Project description:BACKGROUND: Comparison of completely sequenced microbial genomes has revealed how fluid these genomes are. Detecting synteny blocks requires reliable methods to determining the orthologs among the whole set of homologs detected by exhaustive comparisons between each pair of completely sequenced genomes. This is a complex and difficult problem in the field of comparative genomics but will help to better understand the way prokaryotic genomes are evolving. RESULTS: We have developed a suite of programs that automate three essential steps to study conservation of gene order, and validated them with a set of 107 bacteria and archaea that cover the majority of the prokaryotic taxonomic space.
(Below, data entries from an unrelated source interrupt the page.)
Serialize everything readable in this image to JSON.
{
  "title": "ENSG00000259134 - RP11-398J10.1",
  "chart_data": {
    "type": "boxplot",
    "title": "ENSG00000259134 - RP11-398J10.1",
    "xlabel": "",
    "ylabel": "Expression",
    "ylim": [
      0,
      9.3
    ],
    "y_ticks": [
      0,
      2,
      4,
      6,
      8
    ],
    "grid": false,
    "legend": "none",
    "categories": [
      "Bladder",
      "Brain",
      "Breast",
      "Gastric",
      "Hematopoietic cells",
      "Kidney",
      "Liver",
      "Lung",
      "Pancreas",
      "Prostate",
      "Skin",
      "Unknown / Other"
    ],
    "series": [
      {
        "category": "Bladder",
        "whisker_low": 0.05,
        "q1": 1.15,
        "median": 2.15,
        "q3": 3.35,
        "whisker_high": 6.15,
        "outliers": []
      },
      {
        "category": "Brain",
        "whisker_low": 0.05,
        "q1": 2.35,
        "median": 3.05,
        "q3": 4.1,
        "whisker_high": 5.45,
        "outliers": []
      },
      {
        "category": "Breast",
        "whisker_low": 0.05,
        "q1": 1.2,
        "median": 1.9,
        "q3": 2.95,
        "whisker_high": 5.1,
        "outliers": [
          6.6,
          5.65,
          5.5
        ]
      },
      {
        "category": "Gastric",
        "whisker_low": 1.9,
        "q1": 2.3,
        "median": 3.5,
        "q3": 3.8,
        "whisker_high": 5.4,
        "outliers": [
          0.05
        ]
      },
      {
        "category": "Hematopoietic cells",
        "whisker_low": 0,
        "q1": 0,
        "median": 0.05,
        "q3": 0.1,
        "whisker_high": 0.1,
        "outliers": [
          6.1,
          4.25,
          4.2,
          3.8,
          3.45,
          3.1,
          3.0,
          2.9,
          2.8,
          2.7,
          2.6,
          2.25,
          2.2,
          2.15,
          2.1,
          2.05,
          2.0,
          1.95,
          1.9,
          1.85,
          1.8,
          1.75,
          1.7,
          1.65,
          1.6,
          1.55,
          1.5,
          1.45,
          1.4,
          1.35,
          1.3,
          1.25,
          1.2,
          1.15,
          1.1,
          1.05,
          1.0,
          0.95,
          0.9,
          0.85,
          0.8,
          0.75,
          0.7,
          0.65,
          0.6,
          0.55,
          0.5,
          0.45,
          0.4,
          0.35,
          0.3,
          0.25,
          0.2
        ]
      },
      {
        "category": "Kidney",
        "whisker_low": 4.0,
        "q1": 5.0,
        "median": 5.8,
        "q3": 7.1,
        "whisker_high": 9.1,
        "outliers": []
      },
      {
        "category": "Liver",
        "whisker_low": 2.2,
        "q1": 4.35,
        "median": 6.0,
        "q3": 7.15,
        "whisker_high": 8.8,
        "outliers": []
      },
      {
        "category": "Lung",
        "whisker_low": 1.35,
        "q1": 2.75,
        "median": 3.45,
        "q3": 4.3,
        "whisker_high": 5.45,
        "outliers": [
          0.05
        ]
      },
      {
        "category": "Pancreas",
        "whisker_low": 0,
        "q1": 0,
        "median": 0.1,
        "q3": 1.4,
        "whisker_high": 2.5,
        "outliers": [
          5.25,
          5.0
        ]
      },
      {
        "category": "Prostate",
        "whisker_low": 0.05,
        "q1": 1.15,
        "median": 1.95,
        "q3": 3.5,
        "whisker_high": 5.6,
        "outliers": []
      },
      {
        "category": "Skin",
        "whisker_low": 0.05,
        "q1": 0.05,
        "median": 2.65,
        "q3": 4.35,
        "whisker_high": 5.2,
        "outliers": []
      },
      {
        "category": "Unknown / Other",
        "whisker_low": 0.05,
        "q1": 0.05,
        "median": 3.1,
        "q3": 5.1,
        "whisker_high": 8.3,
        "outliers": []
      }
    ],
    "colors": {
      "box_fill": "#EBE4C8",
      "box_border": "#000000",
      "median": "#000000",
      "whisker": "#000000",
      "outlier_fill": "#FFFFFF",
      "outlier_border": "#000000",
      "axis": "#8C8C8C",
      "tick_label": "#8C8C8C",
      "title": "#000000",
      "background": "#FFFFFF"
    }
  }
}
We identified the whole set of shared homologs between two or more species and computed the evolutionary distance separating each pair of homologs. We applied two strategies to extract from the set of homologs a collection of valid orthologs shared by at least two genomes. The first computes the Reciprocal Smallest Distance (RSD) using the PAM distances separating pairs of homologs. The second method groups homologs in families and reconstructs each family's evolutionary tree, distinguishing bona fide orthologs as well as paralogs created after the last speciation event. Although the phylogenetic tree method often succeeds where RSD fails, the reverse could occasionally be true. Accordingly, we used the data obtained with either methods or their intersection to number the orthologs that are adjacent in for each pair of genomes, the Positional Orthologous Genes (POGs), and to further study their properties. Once all these synteny blocks have been detected, we showed that POGs are subject to more evolutionary constraints than orthologs outside synteny groups, whichever the taxonomic distance separating the compared organisms. CONCLUSION: The suite of programs described in this paper allows a reliable detection of orthologs and is useful for evaluating gene order conservation in prokaryotes whichever their taxonomic distance. Thus, our approach will make easy the rapid identification of POGS in the next few years as we are expecting to be inundated with thousands of completely sequenced microbial genomes.